D. Shirley

A faculdade estava cada vez mais próxima do fim. O prédio, tão grande, apequenava-se ante o medo de deixar pra trás o sonho que eu vivera com tamanha intensidade. Ali, na avenida João Pinheiro 100, eu me encontrara. A menina que, há quatro anos, com o coração pulsante, atravessara o portão de entrada já não existia mais.

Eu me apaixonara tão intensamente pelo curso que a faculdade tornara-se minha segunda casa. Todas as minhas atribuições concentravam-se naquele prédio, que me incitava a mais sincera sensação de pertencimento. As tantas monitorias, a minha querida DAJ, a biblioteca, a sala 10 da pós-graduação, onde eu recebia orientações de pesquisa da professora tão forte e tão doce, todo o ambiente significava um pouco da minha trajetória.

As batalhas acadêmicas e a constante ansiedade jamais conseguiriam retirar o tamanho significado que aquela faculdade detém em minha vida. Já na minha primeira monitoria, eu conhecera o rapaz tímido e fechado que, aos poucos, tornaria-se o grande amor que a UFMG guardara pra mim. Minha família, após alguns meses estudando naquele prédio, crescera: sinceros irmãos e amigos vieram do Espírito Santo e nosso encontro havia provocado minha mais sincera metamorfose.

Eu só não sabia que a metamorfose ainda não estava completa: já nos últimos períodos ela se completaria, materializada no corpo de uma senhora, Shirley, que cruzara meu caminho. Em uma quarta-feira, já ansiosa com as tantas provas e com os afazeres, eu recebera um aviso: Fernanda, a D. Shirley está subindo e quer falar com você. “Agora?”, respondi com certa irritação. “Mas eu tenho uma outra reunião marcada!”. Corri para avisar o outro assistido que nossa reunião atrasaria e, impaciente, a esperava chegar à DAJ. De repente, na porta da Divisão, a vejo segurando um presente: é que o frio chegara e ela me comprara um cachecol, para que eu usasse e me lembrasse dela. Ela me agradeceu pelo cuidado com seu caso e, segurando minhas mãos, pediu a Deus que iluminasse meu caminho. Naquele instante, perdi o ar. Envergonhei-me pela pressa e pela ansiedade. A epifania daquele momento era tamanha que eu já não sabia como agradecer aquela senhora por ter interrompido minha reunião, por ter me entregue muito mais que um cachecol: a certeza de que a minha vocação nunca fora as salas de aulas e que o caminho, agora, seria outro.

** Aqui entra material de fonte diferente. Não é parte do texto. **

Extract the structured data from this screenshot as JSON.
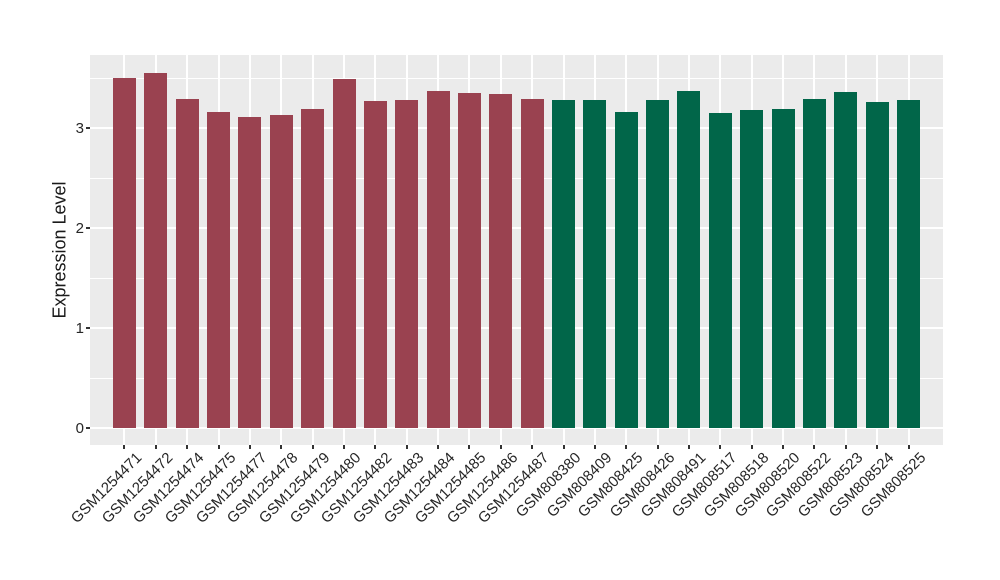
{
  "chart_data": {
    "type": "bar",
    "title": "",
    "xlabel": "",
    "ylabel": "Expression Level",
    "categories": [
      "GSM1254471",
      "GSM1254472",
      "GSM1254474",
      "GSM1254475",
      "GSM1254477",
      "GSM1254478",
      "GSM1254479",
      "GSM1254480",
      "GSM1254482",
      "GSM1254483",
      "GSM1254484",
      "GSM1254485",
      "GSM1254486",
      "GSM1254487",
      "GSM808380",
      "GSM808409",
      "GSM808425",
      "GSM808426",
      "GSM808491",
      "GSM808517",
      "GSM808518",
      "GSM808520",
      "GSM808522",
      "GSM808523",
      "GSM808524",
      "GSM808525"
    ],
    "values": [
      3.5,
      3.55,
      3.29,
      3.16,
      3.11,
      3.13,
      3.19,
      3.49,
      3.27,
      3.28,
      3.37,
      3.35,
      3.34,
      3.29,
      3.28,
      3.28,
      3.16,
      3.28,
      3.37,
      3.15,
      3.18,
      3.19,
      3.29,
      3.36,
      3.26,
      3.28
    ],
    "bar_colors": [
      "#9A4250",
      "#9A4250",
      "#9A4250",
      "#9A4250",
      "#9A4250",
      "#9A4250",
      "#9A4250",
      "#9A4250",
      "#9A4250",
      "#9A4250",
      "#9A4250",
      "#9A4250",
      "#9A4250",
      "#9A4250",
      "#016649",
      "#016649",
      "#016649",
      "#016649",
      "#016649",
      "#016649",
      "#016649",
      "#016649",
      "#016649",
      "#016649",
      "#016649",
      "#016649"
    ],
    "yticks": [
      0,
      1,
      2,
      3
    ],
    "ytick_labels": [
      "0",
      "1",
      "2",
      "3"
    ],
    "minor_gridlines": [
      0.5,
      1.5,
      2.5,
      3.5
    ],
    "ylim": [
      -0.17,
      3.73
    ],
    "grid": "on",
    "legend": "none",
    "panel_background": "#EBEBEB",
    "gridline_color": "#FFFFFF",
    "tick_color": "#333333",
    "text_color": "#262626"
  }
}
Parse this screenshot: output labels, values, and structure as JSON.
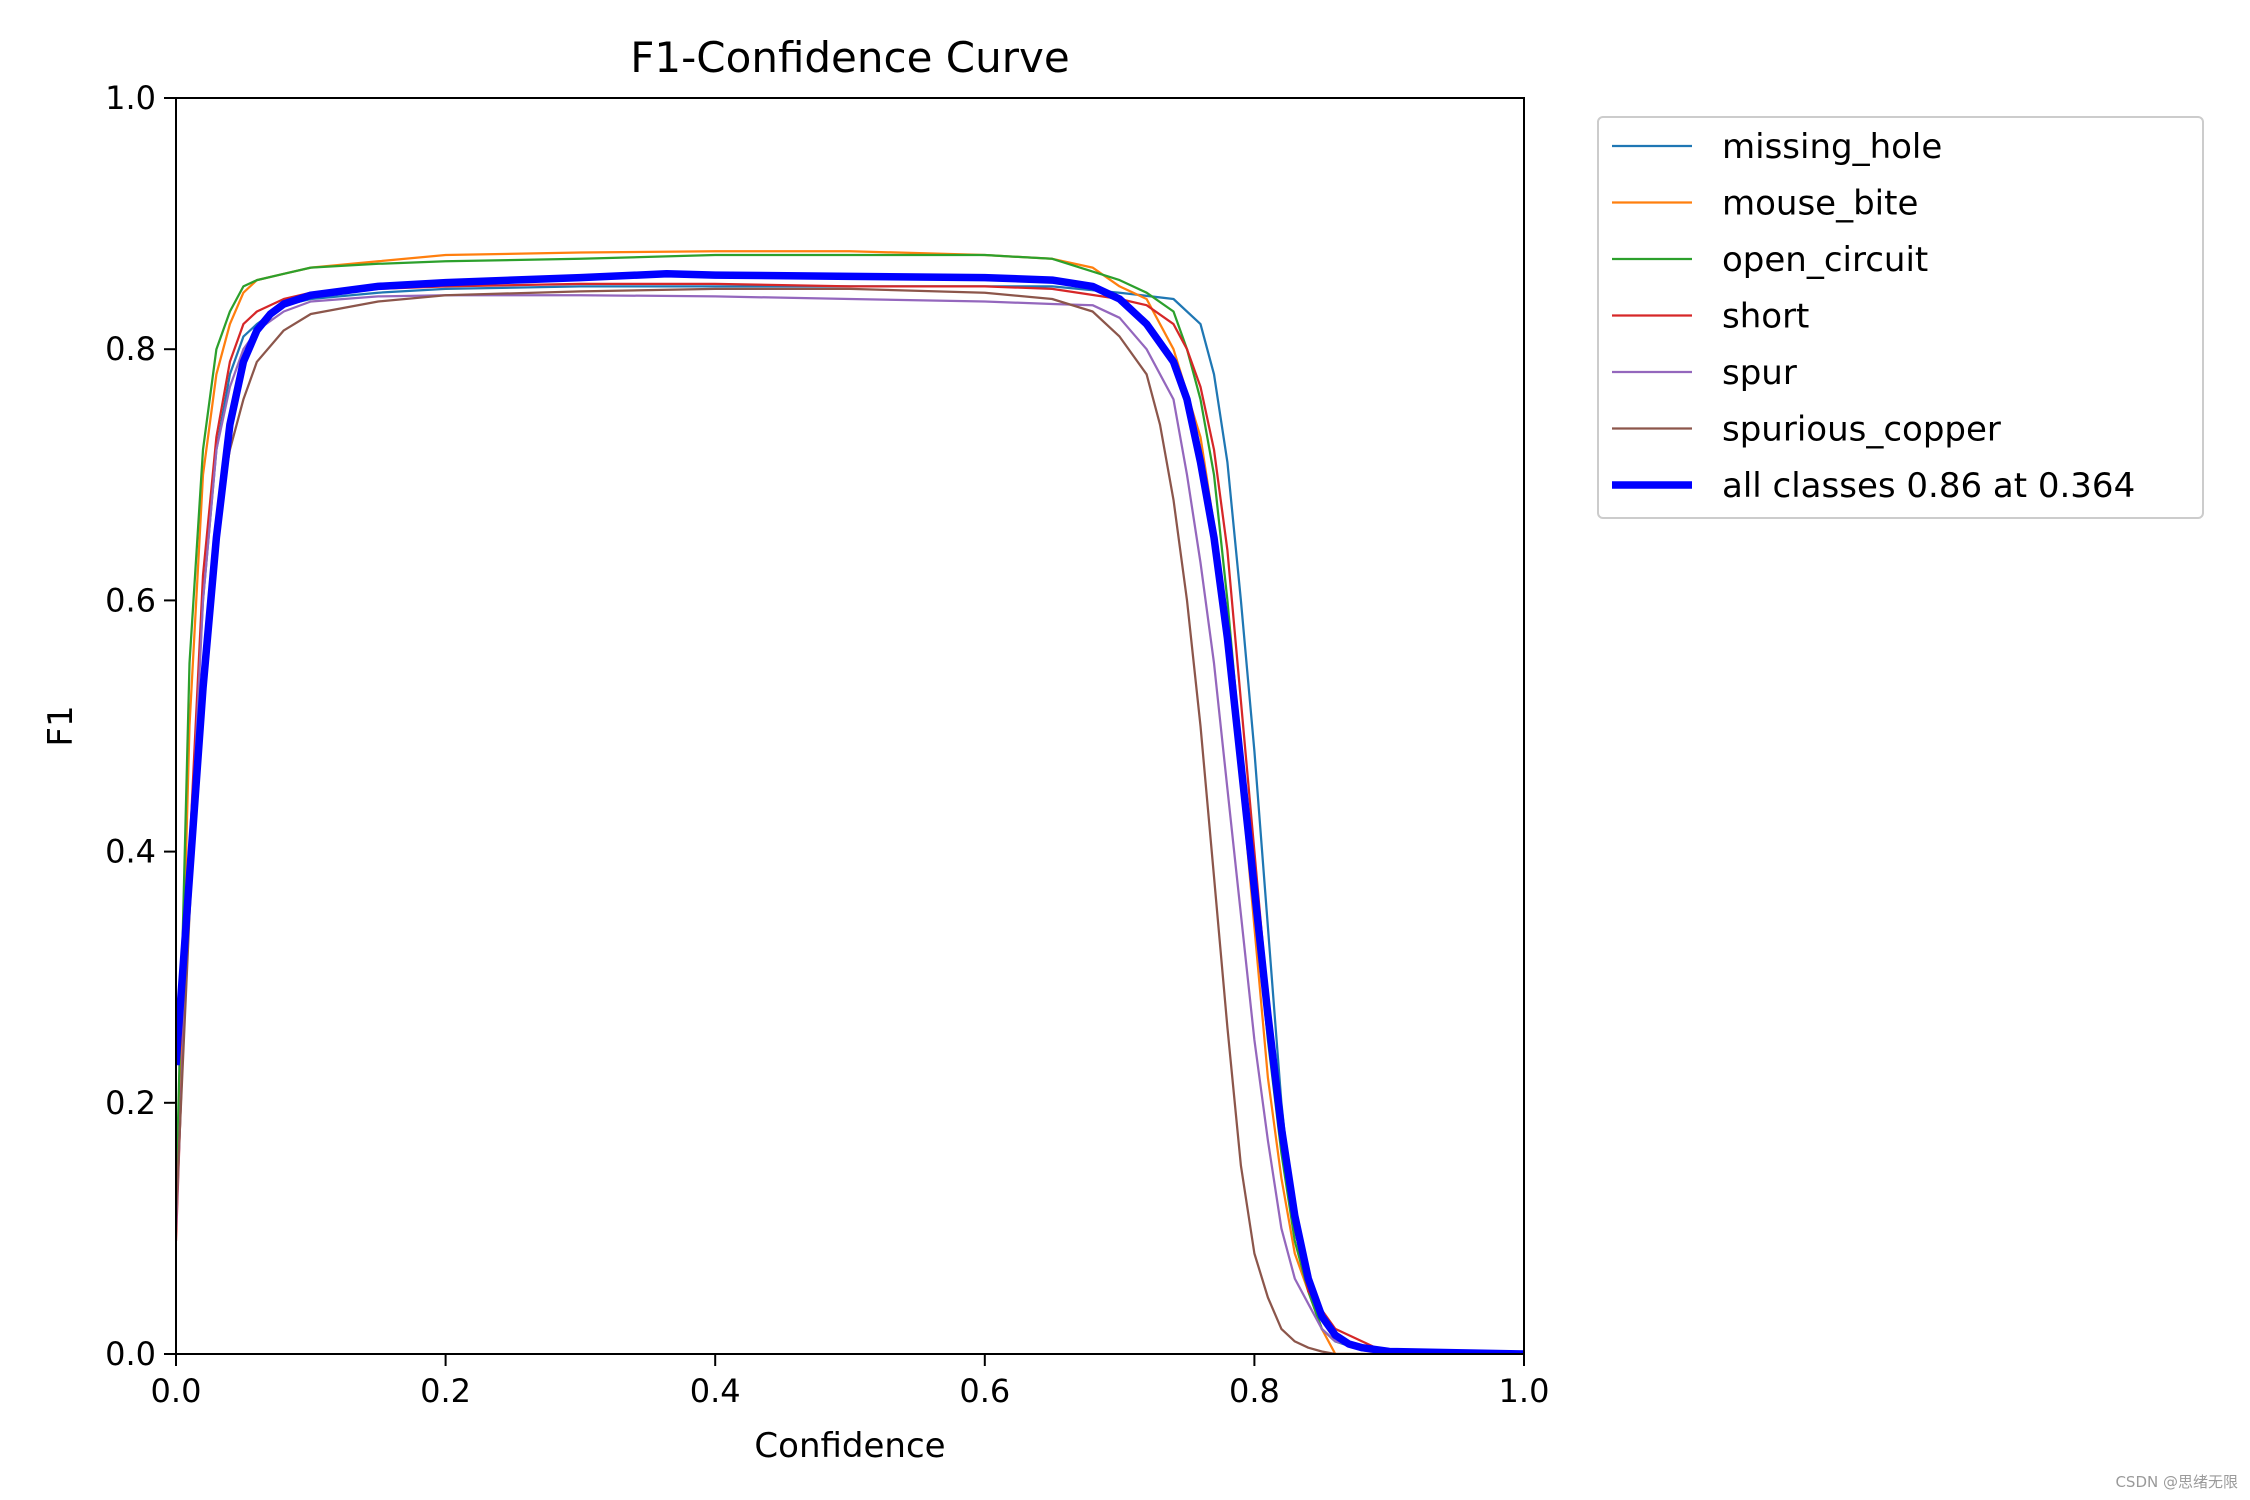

A verdade é que eu já suspeitava que aquele estágio não era um acaso e, envolta por aquele cachecol, senti-me inteiramente completa e feliz. Meus estudos acabaram por ajudar aquela senhora, que me abraçava. Aquele trabalho, voluntário, me pagava com moedas muito mais valiosas do que o dinheiro jamais poderia ser.

A doçura em suas palavras tornara aquele momento ainda mais especial e, por um segundo, tive certeza de quem gostaria de me tornar. O sonho do magistério curvara-se ante o poder social do direito e desejei, com todo o meu coração, que a vida permitisse o meu ofício como estagiária tornar-se o ofício de uma vida inteira. Vislumbrei os olhos daquela senhora que, por tão pouco, me agradecia. O direito, no sétimo andar da pós graduação, na sala da DAJ, servia àqueles que precisavam de orientação, que não tinham condições de arcar com um advogado e que precisavam, sinceramente, da nossa formação para situações, pra nós, cotidianas, mas que, pra eles, significavam uma vida inteira.

Coloquei o cachecol enquanto a via descer as escadas e capturava cada detalhe daquele acontecimento em meu coração. Não, eu não iria para um escritório ou, tampouco, passaria a vida no meio acadêmico. Seria professora, era certo mas usaria todas as minhas forças pra viver, diariamente, o poder transformador do Direito.